AWS IoT via MQTT randomly succeeds and fails on subscribe and publish messages

Hello Greg,

Thank you for responding. I'll try to answer your questions first, then share some interesting observations from Wireshark.

Are you putting multiple subscriptions in one request? Please note IoT Core has this limit: A single SUBSCRIBE request has a quota of 8 subscriptions.

No, I am sending one subscription request per message. If I completely eliminate the subscription step and only attempt to publish, I get the same error, just with a message type of "Publish-In" instead of "Subscribe".

Do you just have a single application/client? Are you saying that the application/client publishes on the same topics it subscribes to? If so, and you have 20 topics, you may be quickly approaching the publish requests per second limit for the connection. That is 100 messages per second (the sum of both Publish-In and Publish-Out).

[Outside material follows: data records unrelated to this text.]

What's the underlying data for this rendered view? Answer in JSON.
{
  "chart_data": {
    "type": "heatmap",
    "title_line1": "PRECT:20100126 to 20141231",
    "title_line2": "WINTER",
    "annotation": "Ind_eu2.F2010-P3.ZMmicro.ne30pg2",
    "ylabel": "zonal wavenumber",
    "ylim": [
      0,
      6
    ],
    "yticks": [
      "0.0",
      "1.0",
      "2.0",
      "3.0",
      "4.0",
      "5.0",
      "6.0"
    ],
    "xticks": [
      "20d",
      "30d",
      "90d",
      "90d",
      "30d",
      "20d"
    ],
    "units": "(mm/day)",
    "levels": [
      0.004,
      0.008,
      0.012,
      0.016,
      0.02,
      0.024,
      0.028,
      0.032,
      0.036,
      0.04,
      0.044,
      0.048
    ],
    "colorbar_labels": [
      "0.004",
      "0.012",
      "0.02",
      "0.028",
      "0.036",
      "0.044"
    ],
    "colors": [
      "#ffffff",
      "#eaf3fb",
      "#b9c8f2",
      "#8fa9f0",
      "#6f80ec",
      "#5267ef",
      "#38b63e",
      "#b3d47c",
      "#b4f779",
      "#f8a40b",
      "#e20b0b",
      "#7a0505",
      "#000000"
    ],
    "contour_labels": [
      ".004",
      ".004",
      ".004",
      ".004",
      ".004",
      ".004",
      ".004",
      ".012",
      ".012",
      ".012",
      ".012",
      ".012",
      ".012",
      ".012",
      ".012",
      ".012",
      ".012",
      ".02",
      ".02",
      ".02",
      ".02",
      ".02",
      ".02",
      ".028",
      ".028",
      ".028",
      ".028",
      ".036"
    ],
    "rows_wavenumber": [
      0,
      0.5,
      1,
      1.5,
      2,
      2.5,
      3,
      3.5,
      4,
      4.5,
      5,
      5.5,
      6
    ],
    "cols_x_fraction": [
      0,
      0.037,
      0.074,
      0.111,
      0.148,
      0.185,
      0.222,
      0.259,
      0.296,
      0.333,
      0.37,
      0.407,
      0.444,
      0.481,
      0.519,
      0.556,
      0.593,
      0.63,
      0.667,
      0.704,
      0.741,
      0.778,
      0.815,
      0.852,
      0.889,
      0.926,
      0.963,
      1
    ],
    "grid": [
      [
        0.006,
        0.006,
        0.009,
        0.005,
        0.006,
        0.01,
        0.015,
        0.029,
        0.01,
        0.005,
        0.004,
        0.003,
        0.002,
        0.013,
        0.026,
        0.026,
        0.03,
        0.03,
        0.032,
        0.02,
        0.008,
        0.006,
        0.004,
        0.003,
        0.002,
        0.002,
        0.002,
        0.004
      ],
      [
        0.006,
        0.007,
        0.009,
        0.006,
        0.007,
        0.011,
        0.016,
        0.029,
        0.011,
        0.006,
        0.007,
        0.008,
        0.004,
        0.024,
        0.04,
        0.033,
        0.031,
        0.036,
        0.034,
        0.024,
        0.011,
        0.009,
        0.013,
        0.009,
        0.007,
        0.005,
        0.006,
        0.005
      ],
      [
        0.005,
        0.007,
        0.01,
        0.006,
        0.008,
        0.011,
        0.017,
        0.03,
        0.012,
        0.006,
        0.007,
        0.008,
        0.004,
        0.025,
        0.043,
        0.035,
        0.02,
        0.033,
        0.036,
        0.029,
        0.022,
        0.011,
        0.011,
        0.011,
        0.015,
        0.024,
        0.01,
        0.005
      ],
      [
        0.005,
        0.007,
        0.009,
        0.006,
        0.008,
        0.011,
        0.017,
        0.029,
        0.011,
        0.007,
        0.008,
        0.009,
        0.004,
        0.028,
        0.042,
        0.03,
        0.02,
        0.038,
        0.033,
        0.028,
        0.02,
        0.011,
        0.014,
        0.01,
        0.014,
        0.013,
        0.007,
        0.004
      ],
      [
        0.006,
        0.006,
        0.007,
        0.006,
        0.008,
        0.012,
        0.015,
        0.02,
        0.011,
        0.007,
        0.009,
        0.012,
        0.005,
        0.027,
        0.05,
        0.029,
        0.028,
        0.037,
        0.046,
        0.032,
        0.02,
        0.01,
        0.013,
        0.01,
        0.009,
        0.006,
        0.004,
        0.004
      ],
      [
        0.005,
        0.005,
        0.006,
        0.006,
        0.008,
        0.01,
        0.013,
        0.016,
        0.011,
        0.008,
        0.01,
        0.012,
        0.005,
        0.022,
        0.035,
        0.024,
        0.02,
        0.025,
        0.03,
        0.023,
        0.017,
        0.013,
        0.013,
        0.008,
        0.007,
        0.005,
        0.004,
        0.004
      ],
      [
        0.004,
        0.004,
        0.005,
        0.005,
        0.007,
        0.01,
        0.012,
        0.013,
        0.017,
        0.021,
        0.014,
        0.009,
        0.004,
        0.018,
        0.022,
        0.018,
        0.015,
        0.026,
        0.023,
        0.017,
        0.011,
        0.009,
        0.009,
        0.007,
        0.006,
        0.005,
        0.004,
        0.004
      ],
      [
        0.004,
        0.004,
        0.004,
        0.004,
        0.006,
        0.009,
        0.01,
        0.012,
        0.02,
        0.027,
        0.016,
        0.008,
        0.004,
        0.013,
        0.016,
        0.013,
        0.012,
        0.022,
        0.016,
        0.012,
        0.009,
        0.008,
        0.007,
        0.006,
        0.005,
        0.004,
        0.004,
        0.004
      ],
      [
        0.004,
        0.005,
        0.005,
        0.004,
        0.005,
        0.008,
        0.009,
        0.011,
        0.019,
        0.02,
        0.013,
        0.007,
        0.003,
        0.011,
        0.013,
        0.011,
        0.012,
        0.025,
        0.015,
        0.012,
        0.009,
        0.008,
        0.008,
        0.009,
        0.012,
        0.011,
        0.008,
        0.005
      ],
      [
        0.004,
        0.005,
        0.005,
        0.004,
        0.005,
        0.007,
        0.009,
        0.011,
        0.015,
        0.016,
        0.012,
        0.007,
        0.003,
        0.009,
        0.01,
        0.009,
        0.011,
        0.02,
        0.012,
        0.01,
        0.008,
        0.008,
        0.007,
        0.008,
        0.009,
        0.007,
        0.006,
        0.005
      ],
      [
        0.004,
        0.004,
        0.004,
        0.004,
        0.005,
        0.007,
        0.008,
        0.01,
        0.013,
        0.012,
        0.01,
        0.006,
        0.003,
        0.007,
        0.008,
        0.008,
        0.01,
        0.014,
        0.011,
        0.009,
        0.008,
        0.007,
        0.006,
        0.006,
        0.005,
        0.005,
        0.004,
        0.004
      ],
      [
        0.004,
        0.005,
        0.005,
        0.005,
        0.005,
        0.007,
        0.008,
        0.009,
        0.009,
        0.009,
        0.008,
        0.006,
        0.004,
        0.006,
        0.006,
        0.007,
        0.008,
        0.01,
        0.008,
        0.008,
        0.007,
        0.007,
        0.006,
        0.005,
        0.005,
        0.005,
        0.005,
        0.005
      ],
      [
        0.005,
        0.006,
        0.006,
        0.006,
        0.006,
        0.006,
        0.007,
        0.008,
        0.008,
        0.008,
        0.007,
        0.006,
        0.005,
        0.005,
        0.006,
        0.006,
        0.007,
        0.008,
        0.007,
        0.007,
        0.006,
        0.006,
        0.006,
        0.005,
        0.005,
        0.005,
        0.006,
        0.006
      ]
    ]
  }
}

The connection never gets to 100 messages before it fails. When it fails, it typically starts failing on the very first subscribe or publish message, immediately after the successful connection. I have seen occasions in the log where successes and failures are intermingled, but that is only after the connection has successfully started and is exchanging data. This intermingling of successes and failures is what I'm treating as the "reliable" state, since the connection is not dropped. The documentation says that messages beyond the limit are dropped, but not that the connection is closed, so I could be hitting the limit once the connection is running.

There should be Disconnect events in CloudWatch then.

That is a very good point. I am not seeing disconnect messages in CloudWatch. I guess that means that the connection is not being terminated gracefully. Wireshark tells me that AWS is initiating the socket closure. It initiates both the "Encrypted Alert" exchange and the FIN.

Although you are confident you don't have a permission problem, I would still recommend you temporarily change the IoT policy to a fully permissive policy to ensure this factor is removed from the equation.

I am using a maximally permissive policy. I don't see how my symptoms could be explained by a policy issue. I'm always connecting with the same credentials. The connection always succeeds, and the publish and subscribe requests succeed sometimes. If this were policy related then it could only be explained by a bug in IAM, which I doubt.

Some new info ...

When i was investigating the missing disconnect messages, Wireshark exposed an interesting issue in my application. When the application connects, it sends subscribe and publish messages with some delay between them to account for the AWS transmission limits. This works exactly as expected when connecting over a plain-text socket to a test broker. However, when using SSL, a combination of thread synchronization in my application and OpenSSL behaviour causes all these messages to be accumulated and transmitted at once. The result is that 41 messages (1 connect, 20 subscribe, 20 publish) are all transmitted at once to AWS over a period of about 40 milliseconds. AWS never sends back a single MQTT message, not even a CONNACK. It simply drops the connection, though it does so gracefully at the SSL level.

That brings up some questions:

1. Does AWS have a problem with clients sending publish and subscribe packets before they receive a CONNACK? If so, the AWS broker violates the specification. Section 3.1.4 says:

Clients are allowed to send further MQTT Control Packets immediately after sending a CONNECT packet; Clients need not wait for a CONNACK packet to arrive from the Server.

2. How does the packet limit actually get applied? My application is sending 20 subscribe and 20 publish messages (or just 20 publish if I eliminate the subscriptions) over a period of 0.04 seconds. That does not exceed any of the limits in AWS, though it clearly would exceed them if it continued at that rate. Is that considered a breach of the limit?

3. Even if AWS thinks my application has exceeded a limit, where is the disconnect log message? AWS is clearly initiating the disconnection, but no indication appears in the log, even though the connect, subscribe and publish events are all logged.

Hi asthomas.

If I reduce the number of topics from 20 to 8, the chance of success rises substantially, to the point where the connection is almost reliable.

Are you putting multiple subscriptions in one request? Please note IoT Core has this limit: A single SUBSCRIBE request has a quota of 8 subscriptions.

The application subscribes to about 20 topics when it connects, then sends current values for those same topics.

Do you just have a single application/client? Are you saying that the application/client publishes on the same topics it subscribes to? If so, and you have 20 topics, you may be quickly approaching the publish requests per second limit for the connection. That is 100 messages per second (the sum of both Publish-In and Publish-Out).

After this, AWS IoT drops the connection.

There should be Disconnect events in CloudWatch then. Please find those to gain additional insight. In particular, I think you need to see the disconnectReason. Beside CloudWatch, you can also gain insight by monitoring lifecycle events in the MQTT test client or using the Thing activity tab (Manage->All devices->Things-><thingName>->Activity). More information here: https://docs.aws.amazon.com/iot/latest/developerguide/ota-troubleshooting-fleet-disconnects.html

Although you are confident you don't have a permission problem, I would still recommend you temporarily change the IoT policy to a fully permissive policy to ensure this factor is removed from the equation. A very common cause of disconnects is an incorrect IoT policy.